Kamala Harris becomes first female, person of color Vice President of the US
Joe Biden is inaugurated as the 46th President of the U.S. by Supreme Court Chief Justice John Roberts Wednesday on the U.S. Capitol’s West Front.
The ceremony saw the smallest crowds in modern-day — a precautionary measure due to COVID-19.
Supreme Court Justice Sonya Sotomayor swore in Kamala Harris as the 49th Vice President of the U.S. who makes history as the first female and person-of-color elected vice president.
The historic ceremony comes just two weeks after rioters stormed the Capitol in an insurrection bringing a joint session of Congress certifying votes for Biden and Harris to a halt.
Sen. Amy Klobuchar spoke to the intimate crowd about how the deadly Capitol riots awakened the responsibility of being American.
“This is the day when our democracy picks itself up, brushes off the dust and does what America always does,” she says. “Goes forward as a nation, under God, indivisible with liberty and justice for all.”
Chair of the Joint Committee on Inaugural Ceremonies Sen.
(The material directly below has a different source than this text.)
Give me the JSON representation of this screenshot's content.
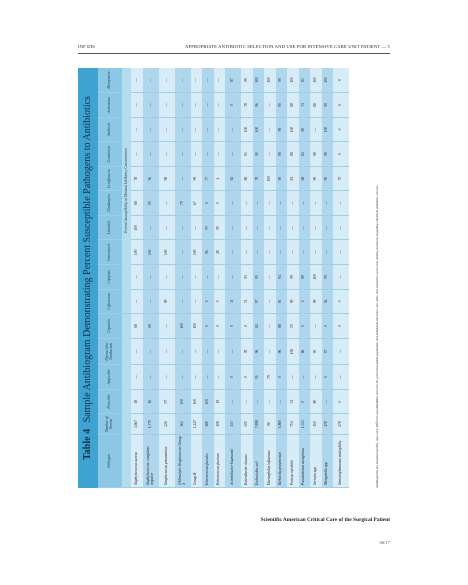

Roy Blunt, R-Missouri, explained the history of presidential inaugurations through historic moments.
“Americans have celebrated this moment during war, during depression and now during pandemic,” Blunt says.
Blunt says the ceremony marks a time when all three branches come together to renew a commitment to determined democracy — the working towards a more perfect union.
“The founders did not say to form a perfect union,” he says. “They did not claim that in our new country nothing would not need to be improved. Fortunately, they understood that always working to be better would be a hallmark of our democracy.”
Biden’s inaugural address offered Americans a prospect of hope and healing and called on Americans to unite.
“For without unity, there is no peace,” he says. “Only bitterness and fury. No progress, only exhausting outrage. No nation, only a state of chaos. This is our historic moment of crisis and challenge and unity is the path forward and we must meet this moment as the UNITED States of America.”
He asks for Americans to start fresh and listen to others.
“Let’s begin to listen to one another again,” Biden says. “Hear one another, see one another. Show respect to one another. Politics doesn’t have to be a raging fire destroying everything in its path. Every disagreement doesn’t have to lead to war.”
The ceremony also had major star power. Lady Gaga performed the “Star-Spangled Banner” in an extravagant red ball gown and black suit jacket adorned with a large gold dove holding an olive branch — a universal sign of peace. Jennifer Lopez belted “America, the Beautiful”, reciting the end of the Pledge of Allegiance in spanish and country music legend Garth Brooks sang “Amazing Grace”.
For Vaquero News, I’m Justin Elizalde.